The decentralized autonomous organization (DAO) made the decision as a means of mitigating the Maker protocol’s exposure to the beleaguered staking and lending platform in case Celsius goes belly up and implodes the stETH peg as well.
stETH is a token representing an amount of ETH that is staked on the Lido staking platform. Its peg to ETH has been wavering for several weeks and it’s currently trading about 6% below the price of ETH. Celsius invested a significant amount of user funds into stETH, which is reportedly one of the reasons it paused withdrawals.
A June 14 governance proposal from DAO member prose11 suggested that the Maker protocol should temporarily disable the DAI Direct Deposit Module (D3M) for Aave because Celsius borrowed 100 million in DAI collateralized by stETH, which would be at risk of liquidation if Celsius fails.
“The reason we believe this is risky is because out of 200M DAI borrowed on Aave Ethereum v2, 100M DAI is being borrowed by Celsius and collateralized mostly by stETH.”
If Celsius does collapse, it might sell off its stETH to honor retail responsibilities and get liquidated on Aave, which would likely force stETH to depeg even further.

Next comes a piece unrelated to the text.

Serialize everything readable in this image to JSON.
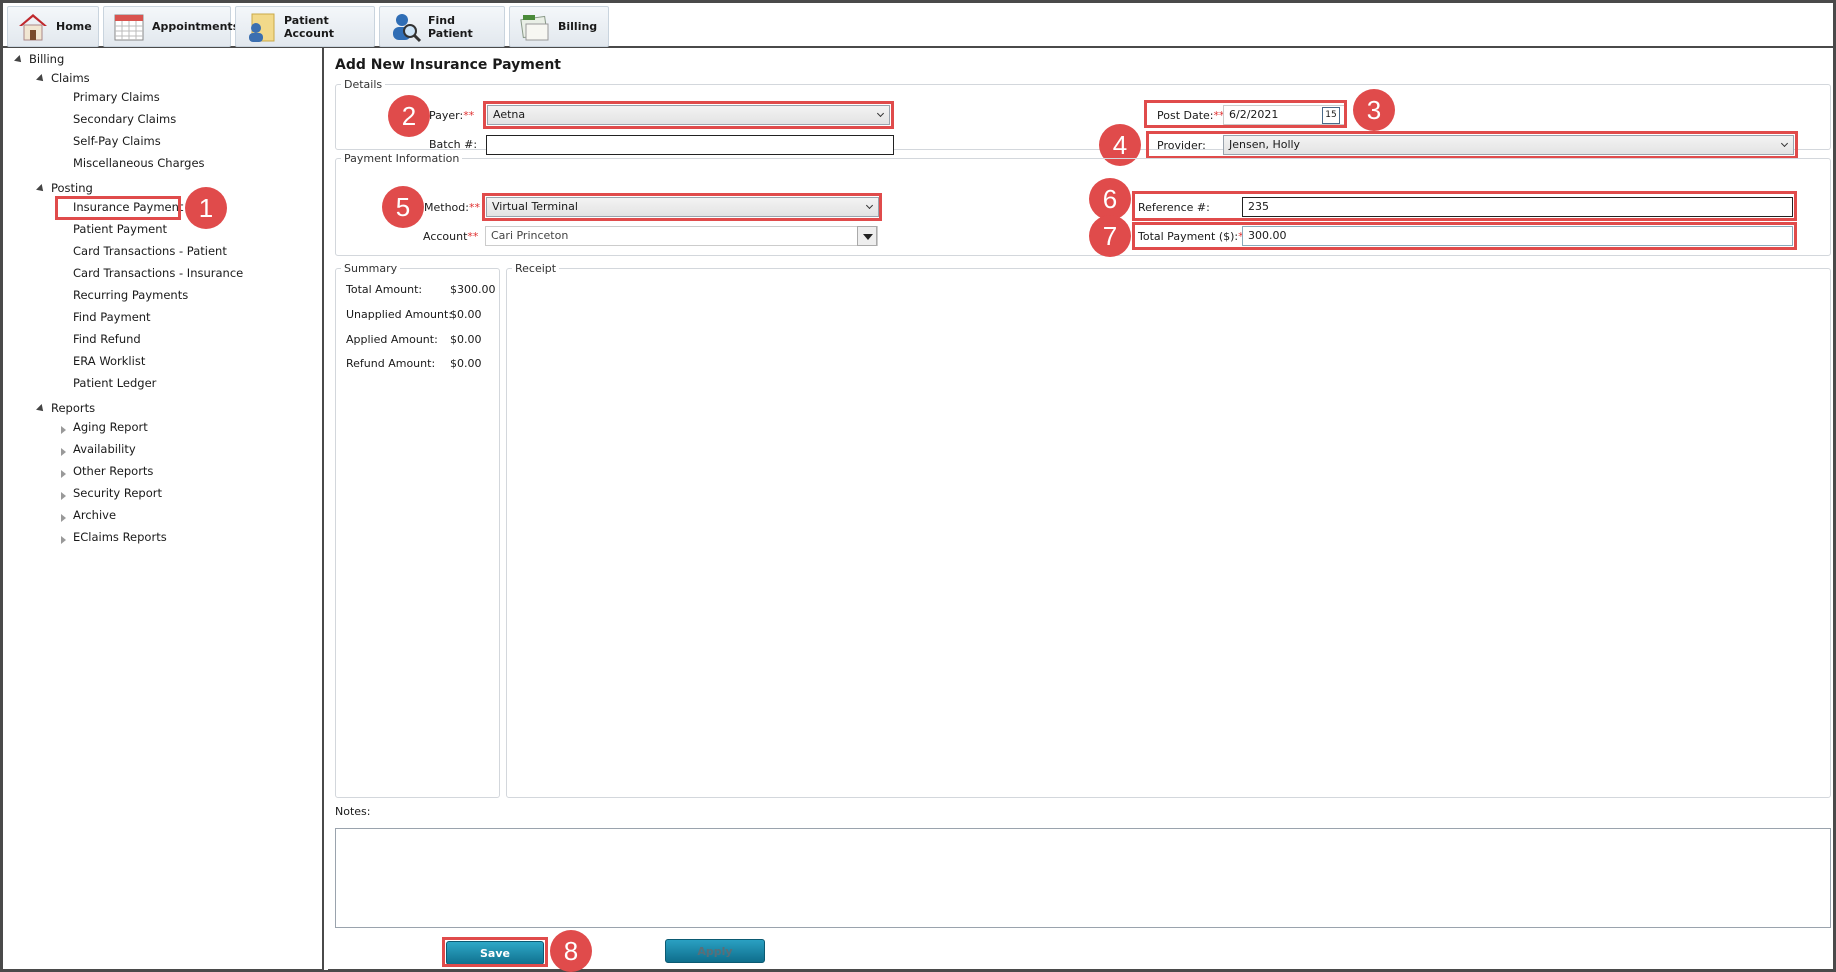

This would put the Maker protocol at the risk of not being able to retrieve all the DAI Celsius borrowed.
Around 58% of the 83 voters on the proposal felt that the tail risk presented by Celsius was greater than the loss of revenue from Aave by passing the proposal. The pause will come into effect at 5:03 pm ET on June 17.
A separate June 14 governance proposal was put forth on Aave itself to determine whether it should freeze stETH, pause ETH borrowing, and increase the liquidation threshold for stETH borrowers. However, opponents have a steep edge on this proposal with nearly 90% of the vote at the time of writing.
Maker’s move is an example of decentralized finance (DeFi) protocols observing contagion in the ecosystem and attempting to protect themselves from getting tagged. In addition to Celsius, crypto investment firm Three Arrows Capital is now suffering the effects of contagion, and threatening to spread it further, with reports of a $400 million liquidation and its inability to meet margin calls.